Recently, Puma sales dropped 18% to 34.04 euros, their lowest level since March 2018 and on track for their worst day ever.

Although JP Morgan analysts noted that sales trends for the Speedcat have been lower than anticipated, Puma has been promoting new shoes like the motor racing-inspired Speedcat to establish new trends in a market dominated by Adidas’ vintage Samba soccer trainers.
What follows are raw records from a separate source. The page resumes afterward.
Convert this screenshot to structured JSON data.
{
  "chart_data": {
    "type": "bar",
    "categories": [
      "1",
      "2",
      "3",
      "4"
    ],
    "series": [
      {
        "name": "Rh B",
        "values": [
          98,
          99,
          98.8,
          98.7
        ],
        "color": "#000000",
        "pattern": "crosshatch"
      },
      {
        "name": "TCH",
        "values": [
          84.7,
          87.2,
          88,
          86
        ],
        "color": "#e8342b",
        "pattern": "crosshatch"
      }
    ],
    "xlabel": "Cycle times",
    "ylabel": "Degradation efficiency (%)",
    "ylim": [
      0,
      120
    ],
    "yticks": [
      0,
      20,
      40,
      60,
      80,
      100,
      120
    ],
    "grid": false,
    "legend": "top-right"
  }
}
Nike’s dominance in the sportswear market has been challenged by newer, rapidly expanding brands like On Running and Hoka, which have increased competition for shelf space at leading sporting goods retailers.

In currency-adjusted terms, Puma’s sales in the fourth quarter rose by 9.8%, which was below analysts’ expected growth rate of 12%.

Additionally, the company’s net profit fell from 305 million euros to 282 million euros in 2024, partly due to increased interest payments on its debt. The business did not explain the discrepancy between its actual sales and the anticipated figures.

In November, CEO Arne Freundt expressed confidence in demand as the year-end shopping season approached. Puma started a cost-cutting initiative with the goal of increasing its earnings before interest and tax (EBIT) margin from 7.1% in 2024 to 8.5% by 2027.

The cost-cutting initiative ran the risk of diverting management’s attention from boosting sales, according to Barclays analysts.

“At this stage, we see more questions than answers about the path that Puma will take in the next three years to 2027,” the business said in a note.